Der Hund benötigt das Mittel, wenn er sehr berührungsempfindlich ist oder sogar wenn er sich überhaupt nicht anfassen oder untersuchen lassen will, weil er so schmerzempfindlich ist.

Oft verkriecht der Hund sich in eine dunkle Ecke und hört auch nicht, wenn man ihn ruft. Die Schmerzen machen ihm so sehr zu schaffen, dass er nicht weiß, wie er liegen soll und deswegen ständig seine Lage verändert. Durch Trauma verursachte Verletzungen können sich so stark einprägen, dass der Hund selbst nach langer Zeit noch aus dem Schlaf hochschreckt und aufjault, obwohl die Verletzung bereits lange verheilt ist, kann sie immer noch berührungsempfindlich sein.

Arnica nicht bei schweren Wunden einsetzen

Allerdings sollte das Mittel nicht bei großen Fleischwunden, die stark bluten eingesetzt werden, da das Mittel die Blutung anregen könnte. Deswegen sollte es auch vor oder
nach Operationen nur in tiefer Potenz eingesetzt werden und möglichst nicht angewendet werden, wenn starke Blutungen während der OP auftreten
könnten.

Der Schwerpunkt von Arnica liegt zwar in der Behandlung von Prellungen, die durch Schlageinwirkung, Stoß oder Prellung entstanden sind, es kann aber auch bei Erkrankungen von Herz und Kreislauf sehr hilfreich sein. Gerade bei Hunden, die im Leistungssport eingesetzt werden und die dadurch schwach und übertrainiert wirken, kann es helfen.

Arnica bei Erkrankungen der Gelenke

Bei Erkrankungen des Bewegungsapparates hilft es bei schmerzempfindlichen Gelenken oder Verspannungen im Rückenbereich der Muskulatur, also bei Muskelkater. Der Hund zeigt dann eine erhöhte Berührungsempfindlichkeit in diesen Bereichen.

Auch bei Blutungen aus der Nase oder den Ohren nach einem Unfall, die mit Schwindel oder Bewusstseinstrübungen verbunden sein können, sollte es zu einer schnellen Besserung führen. Bei Erbrechen mit Durchfall, der sehr stinken kann oder bei Verstopfung nach Verletzungen oder Schmerzen, die dadurch entstanden sind, ist es ebenso sehr hilfreich.
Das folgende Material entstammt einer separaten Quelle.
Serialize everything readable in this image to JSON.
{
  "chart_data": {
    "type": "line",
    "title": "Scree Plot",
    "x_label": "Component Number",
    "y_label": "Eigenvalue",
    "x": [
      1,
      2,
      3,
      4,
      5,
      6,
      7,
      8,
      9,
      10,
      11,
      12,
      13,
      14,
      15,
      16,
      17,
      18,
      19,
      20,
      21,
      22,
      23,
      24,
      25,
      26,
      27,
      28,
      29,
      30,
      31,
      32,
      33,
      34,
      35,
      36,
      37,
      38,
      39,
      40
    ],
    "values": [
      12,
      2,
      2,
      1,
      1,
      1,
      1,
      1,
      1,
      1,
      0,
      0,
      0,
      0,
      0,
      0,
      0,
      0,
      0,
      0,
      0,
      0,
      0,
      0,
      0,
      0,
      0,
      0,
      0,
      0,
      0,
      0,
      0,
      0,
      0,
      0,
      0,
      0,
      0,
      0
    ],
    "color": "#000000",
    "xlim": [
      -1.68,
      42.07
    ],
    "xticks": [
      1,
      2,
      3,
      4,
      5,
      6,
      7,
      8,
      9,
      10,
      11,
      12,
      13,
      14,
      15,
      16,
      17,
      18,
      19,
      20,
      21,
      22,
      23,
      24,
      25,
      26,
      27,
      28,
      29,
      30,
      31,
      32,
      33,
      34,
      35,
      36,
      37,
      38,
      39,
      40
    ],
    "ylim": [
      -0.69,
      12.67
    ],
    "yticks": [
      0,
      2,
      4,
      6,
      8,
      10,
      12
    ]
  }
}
Weitere Erkrankungen die sich im Arzneimittelbild von Arnica wiederfinden sind u.a. Grippe mit Zerschlagenheitsgefühl und sogar Hautausschläge, die symmetrisch auftreten, können beim Hund zu finden sein. Nach Verletzungen können auch Hautausschläge auf Narben erscheinen.

Arnica sollte vor großen Operationen also besser nicht gegeben werden und bei kleineren Blutungen setzt man besser eine höhere Potenz ein, um eine schnelle Besserung zu erreichen.